My head throbbed so hard I could barely think. I just wanted to sleep, but the temple loomed at my back, a thousand times more frightening than it had ever been. Meuric’s words still haunted me. The souls still haunted me.
I licked my lips. “How long was I”—not in there, not with Armande and Cris present—“missing?”
“A week.” Sam’s expression was sober, lines around his mouth and between his eyes. His skin was pallid, his eyes bloodshot and circled with hollowed darkness. “You’ve been missing for a week.”
My cup slipped from my hands and slammed onto the cobblestones. The lid popped off and coffee splashed over shoes and pant hems, but I couldn’t muster the energy to apologize, let alone back away from the liquid flying everywhere.
Coffee seeped through the cracks in stones, like rot dribbling from Meuric’s eye—
Sam caught me when my knees buckled. “It’s all right now. I’ll take you home.”
18
CRASH
I MADE IT as far as South Avenue before my legs refused to work anymore, so Sam carried me. Safe in his arms, I closed my eyes and listened to the melody of voices.

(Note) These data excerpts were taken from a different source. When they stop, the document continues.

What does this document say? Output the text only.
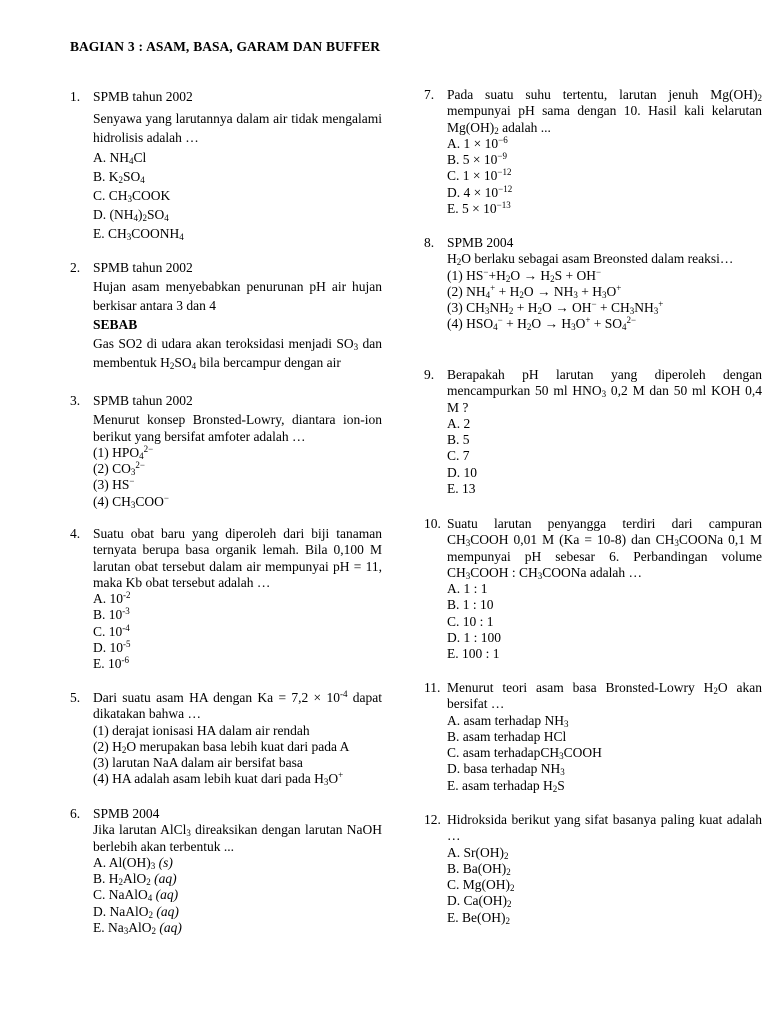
BAGIAN 3 : ASAM, BASA, GARAM DAN BUFFER
1. SPMB tahun 2002
Senyawa yang larutannya dalam air tidak mengalami hidrolisis adalah …
A. $NH_4Cl$
B. $K_2SO_4$
C. $CH_3COOK$
D. $(NH_4)_2SO_4$
E. $CH_3COONH_4$
2. SPMB tahun 2002
Hujan asam menyebabkan penurunan pH air hujan berkisar antara 3 dan 4
SEBAB
Gas SO2 di udara akan teroksidasi menjadi $SO_3$ dan membentuk $H_2SO_4$ bila bercampur dengan air
3. SPMB tahun 2002
Menurut konsep Bronsted-Lowry, diantara ion-ion berikut yang bersifat amfoter adalah …
(1) $HPO_4^{2-}$
(2) $CO_3^{2-}$
(3) HS−
(4) $CH_3COO^-$
4. Suatu obat baru yang diperoleh dari biji tanaman ternyata berupa basa organik lemah. Bila 0,100 M larutan obat tersebut dalam air mempunyai pH = 11, maka Kb obat tersebut adalah …
A. $10^{-2}$
B. $10^{-3}$
C. $10^{-4}$
D. $10^{-5}$
E. $10^{-6}$
5. Dari suatu asam HA dengan $Ka = 7,2 \times 10^{-4}$ dapat dikatakan bahwa …
(1) derajat ionisasi HA dalam air rendah
(2) $H_2O$ merupakan basa lebih kuat dari pada A
(3) larutan NaA dalam air bersifat basa
(4) HA adalah asam lebih kuat dari pada $H_3O^+$
6. SPMB 2004
Jika larutan AlCl$_3$ direaksikan dengan larutan NaOH berlebih akan terbentuk ...
A. $Al(OH)_3$ (s)
B. $H_2AlO_2$ (aq)
C. NaAlO$_4$ (aq)
D. NaAlO$_2$ (aq)
E. $Na_3AlO_2$ (aq)
7. Pada suatu suhu tertentu, larutan jenuh $Mg(OH)_2$ mempunyai pH sama dengan 10. Hasil kali kelarutan $Mg(OH)_2$ adalah ...
A. $1 \times 10^{-6}$
B. $5 \times 10^{-9}$
C. $1 \times 10^{-12}$
D. $4 \times 10^{-12}$
E. $5 \times 10^{-13}$
8. SPMB 2004
$H_2O$ berlaku sebagai asam Breonsted dalam reaksi…
(1) $HS^-+H_2O \to H_2S + OH^-$
(2) $NH_4^+ + H_2O \to NH_3 + H_3O^+$
(3) $CH_3NH_2 + H_2O \to OH^- + CH_3NH_3^+$
(4) $HSO_4^- + H_2O \to H_3O^+ + SO_4^{2-}$
9. Berapakah pH larutan yang diperoleh dengan mencampurkan 50 ml $HNO_3$ 0,2 M dan 50 ml KOH 0,4 M ?
A. 2
B. 5
C. 7
D. 10
E. 13
10. Suatu larutan penyangga terdiri dari campuran $CH_3COOH$ 0,01 M (Ka = 10-8) dan $CH_3COONa$ 0,1 M mempunyai pH sebesar 6. Perbandingan volume $CH_3COOH$ : $CH_3COONa$ adalah …
A. 1 : 1
B. 1 : 10
C. 10 : 1
D. 1 : 100
E. 100 : 1
11. Menurut teori asam basa Bronsted-Lowry $H_2O$ akan bersifat …
A. asam terhadap $NH_3$
B. asam terhadap HCl
C. asam terhadapCH$_3$COOH
D. basa terhadap $NH_3$
E. asam terhadap $H_2S$
12. Hidroksida berikut yang sifat basanya paling kuat adalah …
A. $Sr(OH)_2$
B. $Ba(OH)_2$
C. $Mg(OH)_2$
D. $Ca(OH)_2$
E. $Be(OH)_2$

“Where was she?” Cris asked. “I’d thought you must have found her this morning and you both came to the market field….”
“I don’t know,” Sam said. I couldn’t tell whether he remembered where I’d been. “I wish Deborl had minded his own business.”
Armande snorted. “You know he can’t. Just as I bake, you play music, and Cris gardens, Deborl must interfere in others’ business. It’s the only thing he’s got going for him.”
With my face pressed into Sam’s coat, I managed a smile.
Sam tightened his hold on me. “Someone told Lidea that Ana was missing. She’s been calling every hour, worried Ana had been kidnapped, and they might come after Anid next. She refuses to leave her house, and she had Stef set up all manner of monitoring systems i
n the baby’s room. Not that it matters, because Lidea sleeps next to his crib to guard him.”
Guilt burrowed in my stomach. A week. It hadn’t felt like a week. My rose…
I drifted in and out, and it seemed like forever before they carried me up the front steps and through the parlor.
A cup was pressed against my mouth, and water trickled in. I swallowed hesitantly at first, but as my throat grew used to the motion, I gulped the water down until my stomach hurt.
Bundled in blankets on the sofa, surely I was safe.
Sam showed the other two to the door, thanking them. It might have been my state or blurry vision, but while Sam seemed easy with Armande, his posture changed when he faced Cris. Slumped shoulders, weight shifted toward the other boy. Cris stood like his mirror.
“You didn’t have to do so much,” Sam said. “But I’m grateful. Thank you.”
“She seems nice.” Cris hesitated. “Well, a bit testy, but I suspect she’s nice underneath all those thorns.”
“When we first met, she had scars all over her hands. It took me a while to figure out how she’d gotten them.” Sam hooked his thumbs in his pockets. “Or why they looked familiar.”
Cris held up his hands; I couldn’t see clearly from my place on the sofa, or with the current foggy state of my vision, but I imagined they were both looking at the scars he wore, too. You’d think someone who had been tending roses for hundreds of years might figure out about gloves.
“I saw the roses at the cottage.” Cris lowered his hands. “She did a good job with them. Maybe I’ll bring a few more by to cheer her up.”
“She’d like that.” They spoke a moment more, offers of further assistance, and Cris turned to leave. “Hey.” Sam shifted his weight and his tone lightened. “I always thought your roses were blue.”
Cool fingers touched my cheek. “Ana?”
“Mmm?” I tilted my head toward the window, where light could burn beyond my eyelids; I didn’t want to wake up in the dark.